ボーン・コレクター

  ジェフリー・ディーヴァー
 

池田真紀子

 

 

近時サイコミステリの極北。

再読になり、前回は映画を見ていたうえで読んだにもかかわらず、結構長いと思っていた。

捜査(調査)方法が、非常に微に入り細に入り書かれているので、、そこについていけないと挫折する本ではある。

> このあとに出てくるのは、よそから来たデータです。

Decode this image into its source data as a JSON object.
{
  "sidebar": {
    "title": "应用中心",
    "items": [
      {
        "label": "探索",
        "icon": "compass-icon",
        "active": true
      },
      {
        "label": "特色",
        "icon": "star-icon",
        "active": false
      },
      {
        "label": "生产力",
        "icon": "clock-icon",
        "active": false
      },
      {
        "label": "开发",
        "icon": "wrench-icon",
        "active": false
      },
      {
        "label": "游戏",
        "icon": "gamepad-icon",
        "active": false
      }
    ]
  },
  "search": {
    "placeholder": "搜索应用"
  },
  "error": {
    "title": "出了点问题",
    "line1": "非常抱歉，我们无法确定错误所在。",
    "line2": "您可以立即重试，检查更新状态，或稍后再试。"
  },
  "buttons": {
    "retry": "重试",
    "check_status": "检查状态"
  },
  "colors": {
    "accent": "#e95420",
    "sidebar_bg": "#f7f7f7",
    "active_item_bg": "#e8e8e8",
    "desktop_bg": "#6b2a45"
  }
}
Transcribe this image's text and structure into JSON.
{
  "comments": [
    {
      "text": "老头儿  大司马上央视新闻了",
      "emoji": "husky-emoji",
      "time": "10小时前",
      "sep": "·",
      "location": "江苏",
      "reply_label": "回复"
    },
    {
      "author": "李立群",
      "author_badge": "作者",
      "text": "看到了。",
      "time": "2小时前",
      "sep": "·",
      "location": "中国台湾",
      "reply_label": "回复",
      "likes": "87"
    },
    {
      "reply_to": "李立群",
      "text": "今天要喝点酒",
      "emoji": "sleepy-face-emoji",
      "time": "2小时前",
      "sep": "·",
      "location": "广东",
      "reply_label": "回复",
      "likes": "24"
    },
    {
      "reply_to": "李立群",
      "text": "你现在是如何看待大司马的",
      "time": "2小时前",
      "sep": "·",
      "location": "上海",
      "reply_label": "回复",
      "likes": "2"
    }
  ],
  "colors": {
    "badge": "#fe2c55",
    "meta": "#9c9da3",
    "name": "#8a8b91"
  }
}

但し、ミステリの教科書として読むのならば、これほどすぐれた本もそうあるものではない。

訳文と合わせ、文章表現が良い。

プロットが良い。

人物造形が良い。

描写が(取りようによっては露悪的ではあるが)、非常に写実的である。

何かを取り込もうと思って読むと、相当いろいろなことをこの本は教えてくれる。

著者のプロット作成法などは聞いたことがあるが、とにかくそこまで練って練って練っていって、それでもなかなかここまではいかないレベルである。

好き嫌いは当然にあるジャンルだが、出来栄えは秀逸としか言いようがない。

一読目と再読でここまで受け止め方の異なる話も珍しい。

 

≪参考にすべき点≫

捜査(調査)方法の描写に関する綿密さは、著者独特のものである。

書き過ぎると読者がついてこられないし、薄いとリアリティに欠ける。おそらくやや過剰に振った分量なのだろうが、説得力を持って読ませてしまう。

この箇所の描写方法は特に参考にしたい。

 

≪他山の石≫

アームチェアとしては、ここまで重い設定の話も少ない。「ママはなんでも…」などと比べると、同じジャンルとは思えない程、いろいろと背負っている。

後は分量。相当長い話であり、中盤がどうしても同じスタイルの繰り返しになるので、少しダレル感じはある。そこを切ってしまえば、更にドライブ感が増す。

緻密な描写であるがゆえに、どうしても文書量が増えていくので、その当たりの精査を取り入れたい。